Google’s Video-to-Audio Tool Generates Music From Pixels

If you have seen video clips from AI video generators such as OpenAI’s Sora, you will notice that there is no sound attached to them but Google’s DeepMind research laboratory may have come up with a solution.

Unveiling its video-to-audio (V2A) technology, Google says it has developed a tool that can generate synchronized audio using the video’s pixels. Editors can also insert language text prompts if they wish.

Google released a series of example videos using its AI video generator Veo and then “matching the characters and tone” with the V2A tool.

However, it’s not just AI videos that the V2A technology can be used on: Google DeepMind researchers say that it can be used on traditional footage, “including archival material, silent films and more.”

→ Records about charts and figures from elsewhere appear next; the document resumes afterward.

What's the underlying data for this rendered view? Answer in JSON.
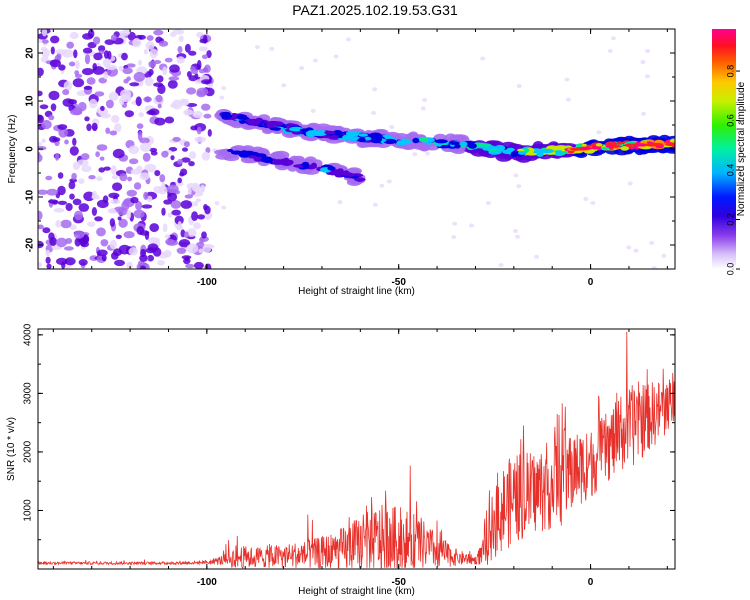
{
  "title": "PAZ1.2025.102.19.53.G31",
  "colors": {
    "snr_line": "#e8302a",
    "spectrogram_palette": [
      "#ffffff",
      "#e8d8fb",
      "#a66bf0",
      "#5a00d8",
      "#0000e0",
      "#00c8ff",
      "#00e890",
      "#c8e800",
      "#ff9000",
      "#ff2020",
      "#ff0090"
    ]
  },
  "chart_data": [
    {
      "id": "spectrogram",
      "type": "heatmap",
      "xlabel": "Height of straight line (km)",
      "ylabel": "Frequency (Hz)",
      "xlim": [
        -144,
        22
      ],
      "ylim": [
        -25,
        25
      ],
      "x_ticks": [
        "-100",
        "-50",
        "0"
      ],
      "x_tick_values": [
        -100,
        -50,
        0
      ],
      "y_ticks": [
        "20",
        "10",
        "0",
        "-10",
        "-20"
      ],
      "y_tick_values": [
        20,
        10,
        0,
        -10,
        -20
      ],
      "colorbar": {
        "label": "Normalized spectral amplitude",
        "range": [
          0,
          0.97
        ],
        "ticks": [
          "0.0",
          "0.2",
          "0.4",
          "0.6",
          "0.8"
        ],
        "tick_values": [
          0,
          0.2,
          0.4,
          0.6,
          0.8
        ]
      },
      "ridge": {
        "x": [
          -96,
          -90,
          -80,
          -70,
          -60,
          -50,
          -40,
          -30,
          -20,
          -10,
          0,
          10,
          22
        ],
        "frequency": [
          7,
          6,
          4.5,
          3.2,
          2.5,
          1.8,
          1.2,
          0.6,
          -0.8,
          -0.4,
          0.2,
          0.8,
          1.0
        ],
        "amplitude": [
          0.35,
          0.3,
          0.3,
          0.35,
          0.35,
          0.4,
          0.4,
          0.45,
          0.5,
          0.55,
          0.85,
          0.85,
          0.9
        ]
      },
      "secondary_band": {
        "x": [
          -96,
          -88,
          -80,
          -70,
          -60
        ],
        "frequency": [
          -0.5,
          -1.5,
          -2.5,
          -4,
          -6
        ],
        "amplitude": [
          0.35,
          0.3,
          0.25,
          0.3,
          0.25
        ]
      },
      "noise_region": {
        "x_range": [
          -144,
          -101
        ],
        "max_amplitude": 0.25
      }
    },
    {
      "id": "snr",
      "type": "line",
      "xlabel": "Height of straight line (km)",
      "ylabel": "SNR (10 * v/v)",
      "xlim": [
        -144,
        22
      ],
      "ylim": [
        0,
        4100
      ],
      "x_ticks": [
        "-100",
        "-50",
        "0"
      ],
      "x_tick_values": [
        -100,
        -50,
        0
      ],
      "y_ticks": [
        "1000",
        "2000",
        "3000",
        "4000"
      ],
      "y_tick_values": [
        1000,
        2000,
        3000,
        4000
      ],
      "envelope": {
        "x": [
          -144,
          -110,
          -100,
          -96,
          -92,
          -88,
          -80,
          -72,
          -66,
          -60,
          -55,
          -50,
          -45,
          -40,
          -35,
          -30,
          -27,
          -25,
          -20,
          -15,
          -10,
          -7,
          -4,
          0,
          3,
          8,
          12,
          15,
          18,
          22
        ],
        "base": [
          100,
          100,
          110,
          150,
          200,
          200,
          220,
          250,
          300,
          400,
          500,
          500,
          450,
          300,
          200,
          150,
          350,
          900,
          1200,
          1300,
          1450,
          1600,
          1700,
          1800,
          2000,
          2300,
          2500,
          2600,
          2700,
          2900
        ],
        "spread": [
          40,
          40,
          50,
          150,
          350,
          300,
          350,
          450,
          600,
          850,
          1000,
          950,
          800,
          500,
          250,
          120,
          500,
          1200,
          1300,
          1200,
          1300,
          1400,
          1100,
          1000,
          1000,
          1100,
          1200,
          1000,
          900,
          700
        ]
      }
    }
  ]
}
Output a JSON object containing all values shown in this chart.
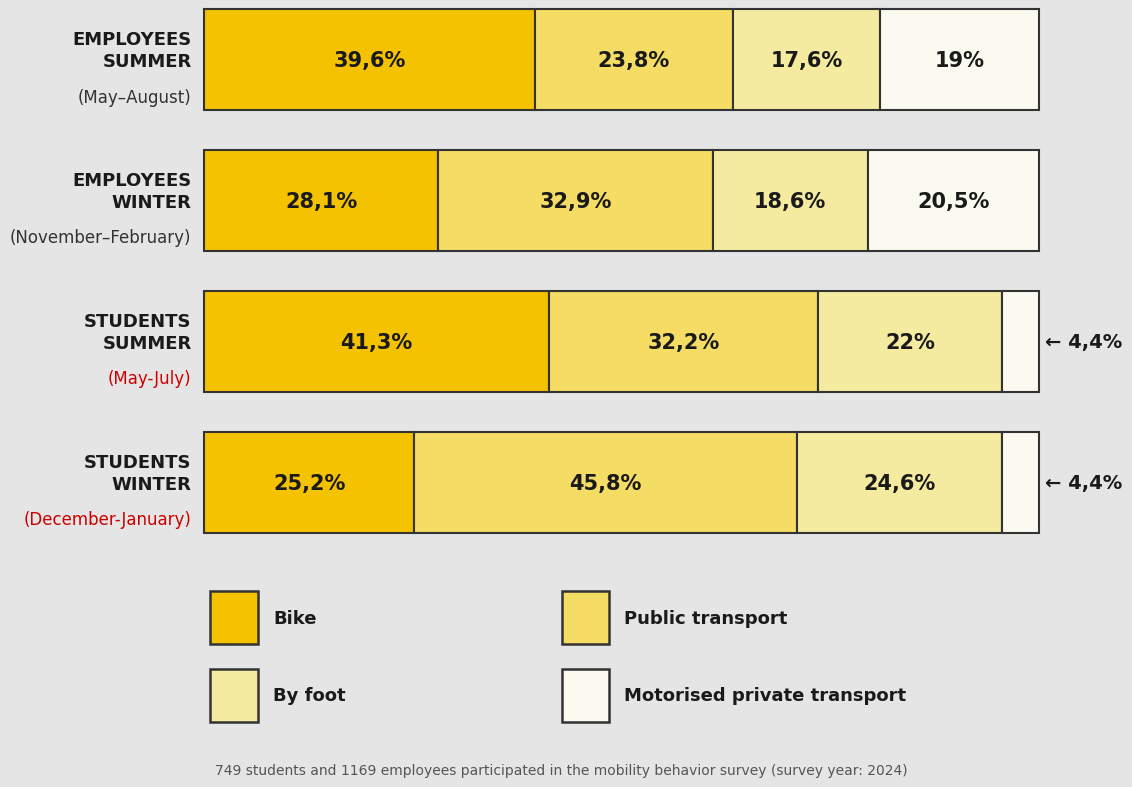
{
  "background_color": "#e5e5e5",
  "rows": [
    {
      "label_line1": "EMPLOYEES",
      "label_line2": "SUMMER",
      "label_line3": "(May–August)",
      "label_color3": "#333333",
      "values": [
        39.6,
        23.8,
        17.6,
        19.0
      ],
      "labels": [
        "39,6%",
        "23,8%",
        "17,6%",
        "19%"
      ],
      "show_arrow": false,
      "arrow_label": ""
    },
    {
      "label_line1": "EMPLOYEES",
      "label_line2": "WINTER",
      "label_line3": "(November–February)",
      "label_color3": "#333333",
      "values": [
        28.1,
        32.9,
        18.6,
        20.5
      ],
      "labels": [
        "28,1%",
        "32,9%",
        "18,6%",
        "20,5%"
      ],
      "show_arrow": false,
      "arrow_label": ""
    },
    {
      "label_line1": "STUDENTS",
      "label_line2": "SUMMER",
      "label_line3": "(May-July)",
      "label_color3": "#cc0000",
      "values": [
        41.3,
        32.2,
        22.0,
        4.4
      ],
      "labels": [
        "41,3%",
        "32,2%",
        "22%",
        ""
      ],
      "show_arrow": true,
      "arrow_label": "← 4,4%"
    },
    {
      "label_line1": "STUDENTS",
      "label_line2": "WINTER",
      "label_line3": "(December-January)",
      "label_color3": "#cc0000",
      "values": [
        25.2,
        45.8,
        24.6,
        4.4
      ],
      "labels": [
        "25,2%",
        "45,8%",
        "24,6%",
        ""
      ],
      "show_arrow": true,
      "arrow_label": "← 4,4%"
    }
  ],
  "colors": [
    "#f5c200",
    "#f5dc64",
    "#f5eba0",
    "#fafaf0"
  ],
  "bar_edgecolor": "#333333",
  "bar_linewidth": 1.5,
  "legend_items": [
    {
      "label": "Bike",
      "color": "#f5c200",
      "col": 0,
      "row": 0
    },
    {
      "label": "Public transport",
      "color": "#f5dc64",
      "col": 1,
      "row": 0
    },
    {
      "label": "By foot",
      "color": "#f5eba0",
      "col": 0,
      "row": 1
    },
    {
      "label": "Motorised private transport",
      "color": "#fafaf0",
      "col": 1,
      "row": 1
    }
  ],
  "footnote": "749 students and 1169 employees participated in the mobility behavior survey (survey year: 2024)",
  "label_fontsize": 13,
  "value_fontsize": 15,
  "arrow_fontsize": 14
}
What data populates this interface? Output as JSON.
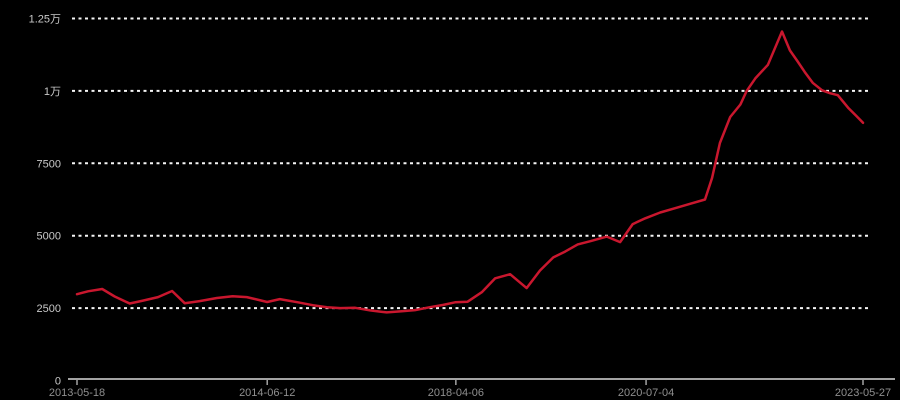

V2A can apparently generate an “unlimited number of soundtracks for any video input.” While text prompts can be used to guide the audio output with positive prompts or negative prompts, the latter guides it away from a certain tone or style.

“This flexibility gives users more control over V2A’s audio output, making it possible to rapidly experiment with different audio outputs and choose the best match,” DeepMind writes on a blog post.

To build its model, the Google researchers used a “diffusion-based approach” over autoregressive architecture. The V2A system encodes video input into a compressed representation then the diffusion models build the audio from random noise, a process that is guided by the visuals from the video. Then the audio output is decoded, turned into an audio waveform, and combined with the video data.

A diagram depicting a video-to-audio conversion process using AI. Video pixels and positive/negative prompts are encoded separately, processed through a diffusion model, compressed, decoded, and finally outputted as an audio waveform.

Google says it trained the model on video, audio, and additional annotations which help the model to understand the link between a visual event and an audio sound.

The researchers believe their model to be novel because the V2A technology can understand raw pixels while text prompts are optional.

“Also, the system doesn’t need manual alignment of the generated sound with the video, which involves tediously adjusting different elements of sounds, visuals, and timings,” it adds.

However, there are limitations since the audio output depends on the quality of the video input. Video distortion or other unwanted artifacts will have an effect on the quality of the audio.

Lip synchronization, which could be extremely beneficial to AI video creators, sounds like it has not been mastered on V2A because the model can’t be “conditioned on transcripts.”

It sounds like a fascinating tool for video editors. But for now, it will remain exclusive to the DeepMind researchers who want it to undergo “rigorous safety assessment and testing” before it is made available to the wider public.

What DeepMind didn’t mention is how the V2A tool was trained but as noted by Tech Radar, Google has a potential advantage thanks to it owning the world’s biggest video-sharing platform, YouTube.